The Chicago Bears have signed a quarterback, but it’s not going to make a ton of fans happy. As first reported by NFL insider Adam Schefter, the Bears have signed quarterback Andy Dalton to a one-year, $10 million deal with $3 million in incentives.
The deal was confirmed by top Bears insider Adam Jahns of The Athletic, as well as Dalton himself via text. Dalton will be reunited with current Bears offensive coordinator Bill Lazor, who served as Dalton’s quarterbacks coach and OC for the Cincinnati Bengals from 2016-18.
Andy Dalton Stats: What Does He Bring to the Table?
Dalton has a record of 74-66-2 in his 10 seasons as a starter, and insider Ian Rapoport says the plan for the Bears is to have Dalton compete for the starting job, which would make sense, considering his deal is laden with incentives. We don’t know the details of Dalton’s deal yet, but if the Bears keep Nick Foles on the roster, expect a quarterback competition featureing two veterans who may be able to also hold a competition for whose bones creak loudest.

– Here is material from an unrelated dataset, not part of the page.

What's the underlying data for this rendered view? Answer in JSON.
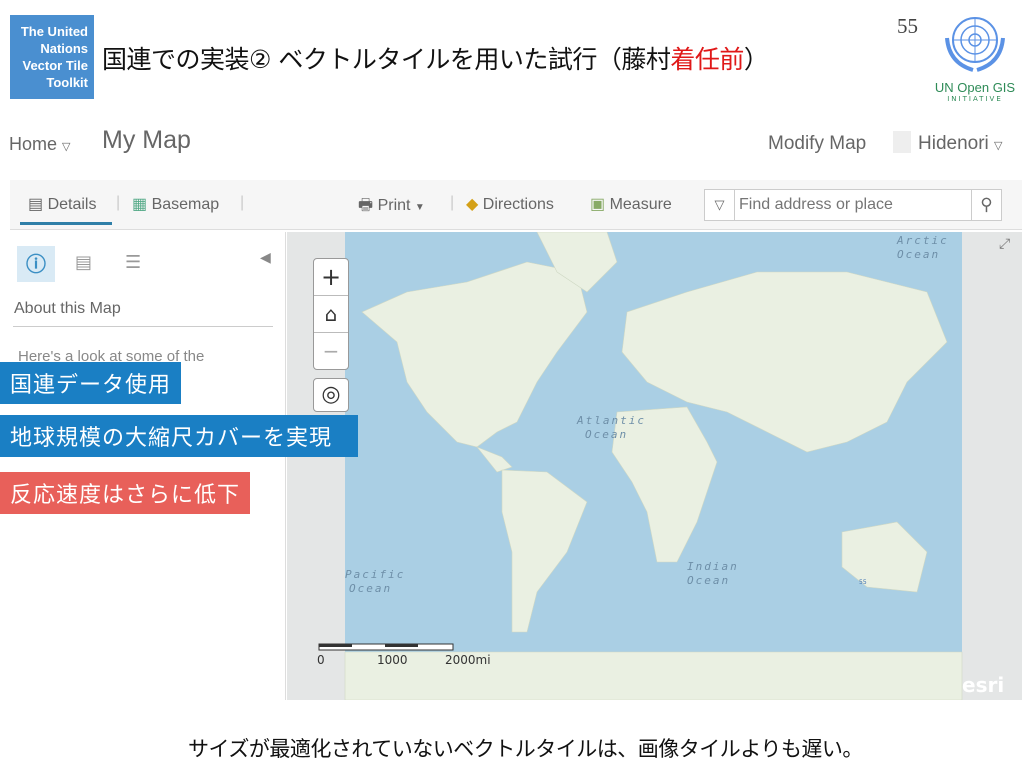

In his first season with the Dallas Cowboys in 2020, Dalton went 4-5 in relief of Dak Prescott, completing 64.9 percent of his passes for 2,170 yards, 14 touchdowns and eight interceptions. While the Bears have never had a 4,000 yard passer in franchise history, Dalton has eclipsed that total twice, in 2013, and again in 2016, when Lazor was his quarterbacks coach.
One interesting stat? Dalton is 5-4 over his career against NFC North teams.
In his last full season as a starter with the Bengals in 2019, Dalton went 314-528 for 3,494 yards, 16 touchdowns and 14 interceptions. He was benched in favor of rookie fourth-round pick Ryan Finley that year.
Bears OC Had Revealing Comments About Dalton in 2018
Lazor had some revealing comments about his relationship with Dalton a few years ago, suggesting he knew what buttons to push in order to get the most out of Dalton as a signal-caller.
“It’s (a question of) how do you coach players,” Lazor told Geoff Hobson of Bengals.com back in 2018 about working with Dalton. “You have to push him past his limitations. If you’re always practicing what he does well, then Andy will continue to be what he is. If I put him in tough situations (in practice), he can test his limits and grow as a player. I’ll be able to push him, and I expect him to be up to the challenge.”
For his part, Dalton seemed to respond well to Lazor’s methods. “I’m fine with that,” Dalton said about the way Lazor challenged him at the time. “That’s how you become better. Bill and I have a great relationship ever since he got here (two years ago). I think that’s why he got the job.”